Most Dementia Patients Have Multiple Brain Diseases. How Should They Be Treated?

The concept of copathology—simultaneous presence of Alzheimer’s, Parkinson’s, and other protein aggregates—has moved from autopsy curiosities to a central challenge in dementia care. Researchers now understand that overlapping pathologies accelerate cognitive decline and confound biomarker‑driven diagnoses. Emerging assays, from Amprion’s spinal‑fluid panels to AI‑powered blood tests measuring fifteen protein markers, promise clinicians a real‑time snapshot of a patient’s neurodegenerative landscape. By quantifying amyloid‑beta, tau, alpha‑synuclein, and TDP‑43 together, these tools could guide personalized treatment plans and streamline enrollment in trials that reflect the true heterogeneity of brain disease.
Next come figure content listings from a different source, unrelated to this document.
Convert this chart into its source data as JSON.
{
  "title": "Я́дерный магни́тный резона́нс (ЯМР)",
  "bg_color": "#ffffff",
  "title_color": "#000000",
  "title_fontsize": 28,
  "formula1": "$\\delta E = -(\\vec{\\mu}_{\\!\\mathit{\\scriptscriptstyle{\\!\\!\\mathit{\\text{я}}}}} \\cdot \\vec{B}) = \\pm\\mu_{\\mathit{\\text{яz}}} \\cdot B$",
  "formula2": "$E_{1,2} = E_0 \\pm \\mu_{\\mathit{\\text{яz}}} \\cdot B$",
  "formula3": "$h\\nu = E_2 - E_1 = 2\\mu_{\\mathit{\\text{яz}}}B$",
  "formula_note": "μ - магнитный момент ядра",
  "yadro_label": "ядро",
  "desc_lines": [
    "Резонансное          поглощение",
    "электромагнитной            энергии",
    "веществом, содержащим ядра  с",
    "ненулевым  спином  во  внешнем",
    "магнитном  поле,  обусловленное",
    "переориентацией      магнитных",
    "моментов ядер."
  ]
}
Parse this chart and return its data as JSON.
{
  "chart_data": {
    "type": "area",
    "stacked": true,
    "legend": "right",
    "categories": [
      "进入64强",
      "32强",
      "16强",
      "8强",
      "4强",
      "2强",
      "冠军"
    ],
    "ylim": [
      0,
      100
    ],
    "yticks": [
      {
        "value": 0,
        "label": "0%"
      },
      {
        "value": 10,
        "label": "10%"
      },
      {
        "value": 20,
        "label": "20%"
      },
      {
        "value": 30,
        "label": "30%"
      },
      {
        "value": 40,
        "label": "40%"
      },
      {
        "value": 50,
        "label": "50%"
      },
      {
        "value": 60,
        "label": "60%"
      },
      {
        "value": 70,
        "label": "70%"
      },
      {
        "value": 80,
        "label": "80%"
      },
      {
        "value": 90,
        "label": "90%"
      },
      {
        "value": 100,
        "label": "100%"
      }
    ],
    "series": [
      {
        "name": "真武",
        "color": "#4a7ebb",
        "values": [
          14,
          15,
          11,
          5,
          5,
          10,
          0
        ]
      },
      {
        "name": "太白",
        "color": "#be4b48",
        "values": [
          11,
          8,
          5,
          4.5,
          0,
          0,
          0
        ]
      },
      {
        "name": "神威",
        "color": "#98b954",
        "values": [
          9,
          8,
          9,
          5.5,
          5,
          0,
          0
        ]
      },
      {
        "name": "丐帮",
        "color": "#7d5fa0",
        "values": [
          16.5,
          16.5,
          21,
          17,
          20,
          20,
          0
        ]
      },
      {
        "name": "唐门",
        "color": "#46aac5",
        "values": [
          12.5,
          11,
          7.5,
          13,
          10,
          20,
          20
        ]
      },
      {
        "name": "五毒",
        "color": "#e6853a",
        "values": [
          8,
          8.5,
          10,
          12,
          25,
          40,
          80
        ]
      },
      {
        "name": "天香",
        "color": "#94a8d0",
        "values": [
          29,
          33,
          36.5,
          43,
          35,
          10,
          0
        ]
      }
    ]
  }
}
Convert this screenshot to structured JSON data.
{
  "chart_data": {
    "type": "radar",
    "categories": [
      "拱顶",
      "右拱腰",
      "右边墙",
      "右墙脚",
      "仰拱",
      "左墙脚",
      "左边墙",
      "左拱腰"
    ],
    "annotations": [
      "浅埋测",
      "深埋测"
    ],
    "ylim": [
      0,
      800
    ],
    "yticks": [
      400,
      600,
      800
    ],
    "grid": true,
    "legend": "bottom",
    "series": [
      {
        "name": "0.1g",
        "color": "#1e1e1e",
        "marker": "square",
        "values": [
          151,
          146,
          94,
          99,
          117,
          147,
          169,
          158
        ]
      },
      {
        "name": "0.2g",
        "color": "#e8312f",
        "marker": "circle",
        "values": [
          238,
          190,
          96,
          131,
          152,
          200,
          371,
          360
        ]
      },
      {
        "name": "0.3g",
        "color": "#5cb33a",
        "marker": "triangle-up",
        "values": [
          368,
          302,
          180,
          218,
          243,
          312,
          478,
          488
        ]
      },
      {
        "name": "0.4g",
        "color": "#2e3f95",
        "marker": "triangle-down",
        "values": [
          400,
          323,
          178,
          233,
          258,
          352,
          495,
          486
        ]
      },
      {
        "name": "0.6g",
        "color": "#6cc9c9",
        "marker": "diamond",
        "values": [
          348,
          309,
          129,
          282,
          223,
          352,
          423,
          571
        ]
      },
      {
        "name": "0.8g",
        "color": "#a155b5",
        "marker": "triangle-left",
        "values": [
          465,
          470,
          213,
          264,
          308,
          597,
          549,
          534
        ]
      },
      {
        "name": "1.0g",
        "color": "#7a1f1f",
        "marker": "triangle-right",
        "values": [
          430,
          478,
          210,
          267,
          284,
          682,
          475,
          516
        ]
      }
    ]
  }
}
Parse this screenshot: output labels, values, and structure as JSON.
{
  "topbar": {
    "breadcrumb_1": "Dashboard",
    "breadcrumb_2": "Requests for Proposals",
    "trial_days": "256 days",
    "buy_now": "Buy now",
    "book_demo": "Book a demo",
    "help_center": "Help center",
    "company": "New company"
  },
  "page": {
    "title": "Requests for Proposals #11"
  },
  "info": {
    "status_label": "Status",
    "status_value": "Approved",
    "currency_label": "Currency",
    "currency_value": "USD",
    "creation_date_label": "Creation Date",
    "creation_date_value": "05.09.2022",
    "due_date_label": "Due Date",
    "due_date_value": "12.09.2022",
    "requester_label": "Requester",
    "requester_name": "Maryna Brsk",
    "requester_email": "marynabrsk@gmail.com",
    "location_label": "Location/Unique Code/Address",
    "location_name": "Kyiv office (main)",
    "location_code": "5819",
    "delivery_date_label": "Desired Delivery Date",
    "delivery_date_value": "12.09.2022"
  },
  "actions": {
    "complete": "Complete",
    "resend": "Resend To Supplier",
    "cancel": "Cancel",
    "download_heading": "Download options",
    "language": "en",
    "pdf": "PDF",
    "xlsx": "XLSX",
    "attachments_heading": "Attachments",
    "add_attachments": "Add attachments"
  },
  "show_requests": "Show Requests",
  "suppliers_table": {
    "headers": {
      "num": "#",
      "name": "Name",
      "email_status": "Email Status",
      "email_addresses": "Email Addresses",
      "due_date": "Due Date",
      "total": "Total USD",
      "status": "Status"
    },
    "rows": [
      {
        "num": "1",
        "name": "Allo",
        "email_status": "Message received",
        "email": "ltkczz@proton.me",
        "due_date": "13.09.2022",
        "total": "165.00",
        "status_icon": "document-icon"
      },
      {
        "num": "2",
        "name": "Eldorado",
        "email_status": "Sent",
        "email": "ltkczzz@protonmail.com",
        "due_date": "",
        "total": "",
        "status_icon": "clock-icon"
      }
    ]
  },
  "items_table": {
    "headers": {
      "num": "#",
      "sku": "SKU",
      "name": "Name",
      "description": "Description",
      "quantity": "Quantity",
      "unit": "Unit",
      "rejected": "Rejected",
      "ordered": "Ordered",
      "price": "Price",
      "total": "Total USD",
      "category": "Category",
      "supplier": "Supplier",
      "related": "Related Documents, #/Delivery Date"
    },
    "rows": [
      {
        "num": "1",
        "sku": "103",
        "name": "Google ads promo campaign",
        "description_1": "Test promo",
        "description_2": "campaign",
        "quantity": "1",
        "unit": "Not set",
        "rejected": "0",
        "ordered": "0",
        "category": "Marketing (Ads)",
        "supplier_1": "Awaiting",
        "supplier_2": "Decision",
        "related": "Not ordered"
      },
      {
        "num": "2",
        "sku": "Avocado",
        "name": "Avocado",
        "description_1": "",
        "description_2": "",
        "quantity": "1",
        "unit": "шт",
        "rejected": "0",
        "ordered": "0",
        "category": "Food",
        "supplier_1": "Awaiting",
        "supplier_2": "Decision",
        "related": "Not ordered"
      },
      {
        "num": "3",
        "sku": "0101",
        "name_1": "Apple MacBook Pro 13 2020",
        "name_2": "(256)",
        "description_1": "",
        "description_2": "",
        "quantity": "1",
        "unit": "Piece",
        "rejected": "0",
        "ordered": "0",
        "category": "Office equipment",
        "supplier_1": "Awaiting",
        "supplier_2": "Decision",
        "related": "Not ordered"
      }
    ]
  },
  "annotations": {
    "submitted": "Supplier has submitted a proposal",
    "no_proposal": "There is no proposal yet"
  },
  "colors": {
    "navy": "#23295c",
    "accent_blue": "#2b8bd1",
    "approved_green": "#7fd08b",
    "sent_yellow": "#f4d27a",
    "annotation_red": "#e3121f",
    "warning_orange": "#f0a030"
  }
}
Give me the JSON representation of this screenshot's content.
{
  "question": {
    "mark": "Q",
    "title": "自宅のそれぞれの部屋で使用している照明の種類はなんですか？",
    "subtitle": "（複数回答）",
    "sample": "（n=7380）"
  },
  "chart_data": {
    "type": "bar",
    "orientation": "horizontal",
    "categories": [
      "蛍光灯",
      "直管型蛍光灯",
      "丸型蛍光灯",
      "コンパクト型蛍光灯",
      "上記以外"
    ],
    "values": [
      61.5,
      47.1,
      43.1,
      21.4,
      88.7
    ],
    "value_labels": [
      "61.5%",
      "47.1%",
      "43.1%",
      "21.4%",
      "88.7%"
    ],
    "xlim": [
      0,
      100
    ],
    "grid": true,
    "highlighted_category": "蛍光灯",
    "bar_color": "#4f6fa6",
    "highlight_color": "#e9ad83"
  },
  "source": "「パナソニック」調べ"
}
The first trial to act on this insight is slated to launch later this year, testing donanemab—an amyloid‑clearing antibody—in patients who exhibit both high amyloid burden and Lewy‑body pathology. Investigators hope the study will demonstrate that targeting one protein can still yield clinical benefit when another disease process co‑exists, or at least clarify the interactive effects of amyloid and alpha‑synuclein. Success would validate a new trial design paradigm that embraces mixed pathology rather than excluding it, potentially accelerating the pipeline for combination therapies.

Long‑term, the field may shift from disease‑specific labels to a biology‑first approach, treating patients based on their individual protein profile. This could lead to combination regimens—pairing anti‑amyloid antibodies with agents targeting alpha‑synuclein or tau—and eventually to therapies that interrupt shared neuronal pathways driving multiple protein misfoldings. For investors, clinicians, and patients, the move toward inclusive diagnostics and trials signals a more realistic, patient‑centered future for neurodegenerative disease treatment.